I'm nearly sure it might be possible, it would certainly void any warranty that you have on the unit, and most likely Dish would frown on it unless you actually own the 722k.

With 1TB external units being so cheap and readily available, and the content being available even if your current 722k goes bad, I can't think of why you would want to.


----------



## ChuckA (Feb 7, 2006)

Its not worth the trouble you would get into with Dish when you return the unit. Just use the EHD and you can use as many 1T drives as you want.


----------



## Jim5506 (Jun 7, 2004)

Dish has a specific table in the software for certain drives in its DVR's, I do not believe there are any 1TB drives in the table.
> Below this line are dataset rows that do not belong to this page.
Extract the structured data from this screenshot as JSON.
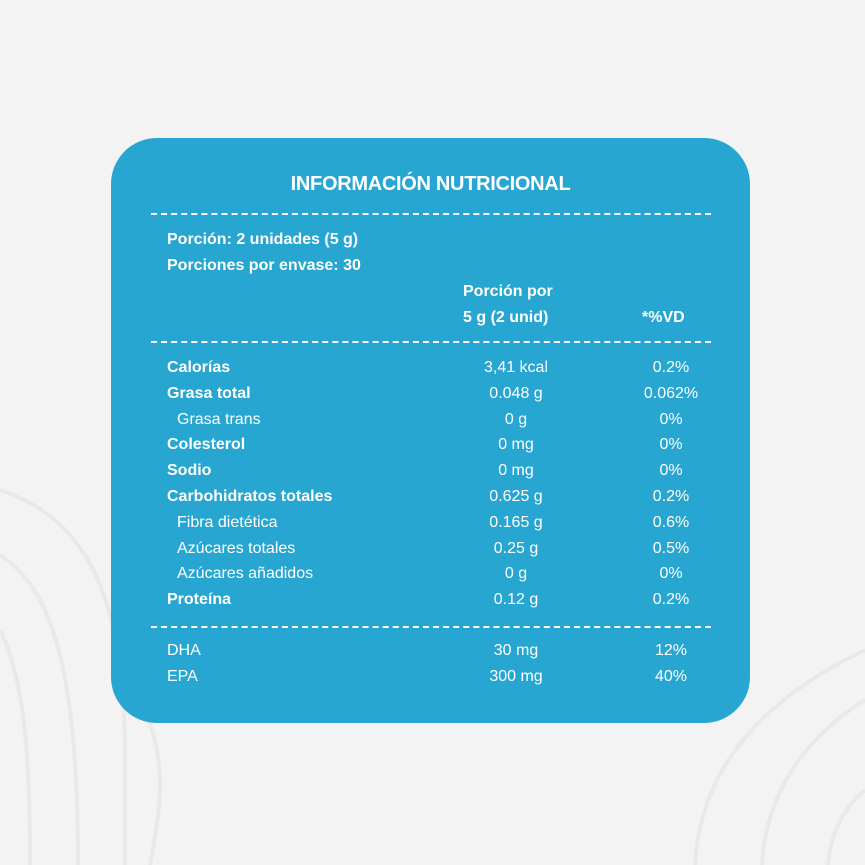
{
  "panel": {
    "title": "INFORMACIÓN NUTRICIONAL",
    "serving_size": "Porción: 2 unidades (5 g)",
    "servings_per_container": "Porciones por envase: 30",
    "column_headers": {
      "amount_line1": "Porción por",
      "amount_line2": "5 g (2 unid)",
      "daily_value": "*%VD"
    },
    "nutrients": [
      {
        "name": "Calorías",
        "amount": "3,41 kcal",
        "dv": "0.2%",
        "style": "bold"
      },
      {
        "name": "Grasa total",
        "amount": "0.048 g",
        "dv": "0.062%",
        "style": "bold"
      },
      {
        "name": "Grasa trans",
        "amount": "0 g",
        "dv": "0%",
        "style": "sub"
      },
      {
        "name": "Colesterol",
        "amount": "0 mg",
        "dv": "0%",
        "style": "bold"
      },
      {
        "name": "Sodio",
        "amount": "0 mg",
        "dv": "0%",
        "style": "bold"
      },
      {
        "name": "Carbohidratos totales",
        "amount": "0.625 g",
        "dv": "0.2%",
        "style": "bold"
      },
      {
        "name": "Fibra dietética",
        "amount": "0.165 g",
        "dv": "0.6%",
        "style": "sub"
      },
      {
        "name": "Azúcares totales",
        "amount": "0.25 g",
        "dv": "0.5%",
        "style": "sub"
      },
      {
        "name": "Azúcares añadidos",
        "amount": "0 g",
        "dv": "0%",
        "style": "sub"
      },
      {
        "name": "Proteína",
        "amount": "0.12 g",
        "dv": "0.2%",
        "style": "bold"
      }
    ],
    "extras": [
      {
        "name": "DHA",
        "amount": "30 mg",
        "dv": "12%"
      },
      {
        "name": "EPA",
        "amount": "300 mg",
        "dv": "40%"
      }
    ]
  },
  "colors": {
    "card": "#27a6d2",
    "background": "#f3f3f3",
    "text": "#ffffff"
  }
}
Even if you were successful, the partition size is often also set by software so the extra space might be a waste.


----------



## finniganps (Jan 23, 2004)

I agree with the prior poster - just buy EHD's - no limit and if something on the unit fails you still have the programs saved on the EHD (assuming you moved them there).


----------



## mattmcg (Dec 12, 2002)

A question for you all. Can you tag a movie to be recorded and sent directly to the external HD upon being recorded? 

Also, can you simply have the system treat the internal and external drive as one large storage facility to simply expand the total recording space?

As you probably guessed, I'm thinking about adding extra space to my 722. Thanks for the input in advance.


----------



## RickDee (May 23, 2006)

mattmcg said:


> A question for you all. Can you tag a movie to be recorded and sent directly to the external HD upon being recorded?
> No.
> 
> Also, can you simply have the system treat the internal and external drive as one large storage facility to simply expand the total recording space?
> ...


Answers above.


----------



## P Smith (Jul 25, 2002)

Jim5506 said:


> Dish has a specific table in the software for certain drives in its DVR's, *I do not believe *there are any 1TB drives in the table.
> 
> Even if you were successful, the partition size is often also set by software so the extra space might be a waste.


You're miss latest table - posted here. It's include three models of 1 GB disks: Hitachi, Seagate and WDC. Time to refresh your knowledge and switch a tune from 'believe' to 'know' .


----------



## Guest (Sep 15, 2009)

P Smith said:


> You're miss latest table - posted here. It's include three models of 1 GB disks: Hitachi, Seagate and WDC. Time to refresh your knowledge and switch a tune from 'believe' to 'know' .


which three models are 1TB? and does the list apply to the 722 HD DVR?


----------



## GrumpyBear (Feb 1, 2006)

quietmouse said:


> is it possible to replace the 722k *internal* hard drive with a 1TB unt?
> 
> or is there a company that does this for consumers?
> 
> thanks!


Possible, yes. Void your warrenty on your Leased equipment YES. 
Much easier to use EHD, and archive off Movies, Shows, or whatever. For safekeeping, and move them back when you want to watch them. You can add as many 1TB drives as you want, they will work on any of your Vip 612/622/722, on your account. External Drives don't get married to a single DVR. "IF" something were to happen to your DVR, and a replacement is sent, just restore the shows from the EHD back to the DVR.


----------



## P Smith (Jul 25, 2002)

quietmouse said:


> which three models are 1TB? and does the list apply to the 722 HD DVR?


Check the list and you'll see them. Yes, that list is unified for all VIP DVRs.


----------